If I wished, the letter went on, the Corporation would facilitate me by extending the new service up to and underneath the boundary free of charge subject to two conditions, one of which was that I employ my own plumber/contractor to connect up the piping inside the boundary and excavate the hole under the boundary wall. "The Corporation does not have a list of recommended plumbers," the letter added.

Naively perhaps, I took the expression "if I wished" to mean that I had a choice. Since my tap water was of excellent quality, I could see no reason why the waterworks were necessary in the first place, but in this respect the Corpo was not giving me a choice. However, further change I was prepared to resist and I did not engage the services of a plumber.

I got plumbed anyway. The man from the Corpo proudly showed me the pipe he had ripped out, which looked as though it had come from an elderly lead mine. Still, the water had tasted fine. Maybe leaded water is good for us. Too late now. I have spanking new pipes and water that tastes less good.

10 weeks

The Corpo spent 10 weeks in my cul-de-sac, which stretches for all of 200 yards. Should it ever contemplate renewing the water pipes in O'Connell Street, investors should sell their shares in the Gresham Hotel and people should remove any 1916 memorabilia they cherish from the General Post Office. It left the road in a condition that suggested that Cavan had come to Dublin 4, with smooth surfaces replaced by tarmacadammed gullies.

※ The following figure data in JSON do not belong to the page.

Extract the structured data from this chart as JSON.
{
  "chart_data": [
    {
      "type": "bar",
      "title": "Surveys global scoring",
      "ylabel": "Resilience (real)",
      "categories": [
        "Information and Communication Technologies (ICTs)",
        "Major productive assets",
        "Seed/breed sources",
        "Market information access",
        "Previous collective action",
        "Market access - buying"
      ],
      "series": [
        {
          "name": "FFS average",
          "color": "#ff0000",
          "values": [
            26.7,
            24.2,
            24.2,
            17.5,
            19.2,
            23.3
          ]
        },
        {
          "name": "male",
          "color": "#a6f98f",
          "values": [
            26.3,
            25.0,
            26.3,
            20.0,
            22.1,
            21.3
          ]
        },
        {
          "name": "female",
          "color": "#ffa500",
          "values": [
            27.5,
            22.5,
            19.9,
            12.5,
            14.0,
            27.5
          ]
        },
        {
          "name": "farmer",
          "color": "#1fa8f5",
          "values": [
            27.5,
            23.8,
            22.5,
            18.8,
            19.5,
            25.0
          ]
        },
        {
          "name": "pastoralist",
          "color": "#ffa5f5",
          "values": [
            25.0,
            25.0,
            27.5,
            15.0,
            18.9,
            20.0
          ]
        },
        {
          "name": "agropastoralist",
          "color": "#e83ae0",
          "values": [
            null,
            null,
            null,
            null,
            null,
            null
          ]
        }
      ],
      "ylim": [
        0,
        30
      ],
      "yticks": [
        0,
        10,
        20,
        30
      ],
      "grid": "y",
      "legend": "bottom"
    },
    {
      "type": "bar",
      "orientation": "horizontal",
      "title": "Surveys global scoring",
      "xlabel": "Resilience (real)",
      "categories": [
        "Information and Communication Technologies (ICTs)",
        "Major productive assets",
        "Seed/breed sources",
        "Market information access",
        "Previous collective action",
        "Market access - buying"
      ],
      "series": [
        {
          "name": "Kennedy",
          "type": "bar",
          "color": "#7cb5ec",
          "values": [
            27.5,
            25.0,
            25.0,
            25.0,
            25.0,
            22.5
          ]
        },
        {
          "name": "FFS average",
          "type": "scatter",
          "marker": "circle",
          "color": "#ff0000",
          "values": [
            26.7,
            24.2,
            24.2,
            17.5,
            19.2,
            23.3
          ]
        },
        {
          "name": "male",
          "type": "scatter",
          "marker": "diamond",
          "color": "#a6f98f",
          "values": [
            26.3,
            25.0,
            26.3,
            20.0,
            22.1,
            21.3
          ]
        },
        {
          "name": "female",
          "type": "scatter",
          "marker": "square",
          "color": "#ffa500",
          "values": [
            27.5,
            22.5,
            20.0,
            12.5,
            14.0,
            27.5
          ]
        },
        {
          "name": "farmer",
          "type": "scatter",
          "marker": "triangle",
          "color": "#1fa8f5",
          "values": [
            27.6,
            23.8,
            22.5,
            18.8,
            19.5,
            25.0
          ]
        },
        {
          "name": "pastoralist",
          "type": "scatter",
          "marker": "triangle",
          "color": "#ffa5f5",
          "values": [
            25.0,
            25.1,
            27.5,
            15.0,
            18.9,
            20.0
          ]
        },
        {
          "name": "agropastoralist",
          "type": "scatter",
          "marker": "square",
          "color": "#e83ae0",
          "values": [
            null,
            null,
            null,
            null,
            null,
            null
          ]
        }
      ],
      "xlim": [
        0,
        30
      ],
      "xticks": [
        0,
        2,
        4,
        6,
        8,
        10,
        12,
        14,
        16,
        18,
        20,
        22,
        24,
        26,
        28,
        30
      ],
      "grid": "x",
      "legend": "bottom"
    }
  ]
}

The local elections happened along and our public representatives got an earful from the residents. Or, to be precise, those candidates who bothered to canvass our little road did. I saw no sign whatever of Fine Gael. The Progressive Democrats dropped in leaflets but did not knock on doors. The most involved local representative is Fianna Fail's Eoin Ryan for whose party - breaking the habit of a lifetime - I shall vote next time out.

Ryan wrote to the Corpo, telling it that his constituents in this part of Dublin 4 were none too impressed with its performance. Nobody objected to the replacement of ancient water mains, but everybody objected to the infrastructure of our small road being JCB'd without any apparent intention of restoring it.

Another budget

The letter from the Corpo to Ryan is possibly the most astonishing aspect of the entire episode. An official told him that, by chance, some money from another budget had been freed up and, therefore, it would be possible to repair our road. In other words, the Corpo had been prepared to leave a road unrepaired indefinitely and it was only by a fluke that it was able to undo the JCB's damage.

Even then, the Corpo said, the repairs would be carried out only if there were no technical objections raised by public utilities such as Telecom Eireann.

Where Telecom got the power to decide whether road repairs should be carried out or not is a mystery lost, no doubt, in the incestuous history of the State-sponsored sector.

At the time of writing, no repairs have been carried out and there have been no sightings of a Great White Spotted Corpo Engineer. I wonder, though, where that JCB driver who thought he was Fangio is now.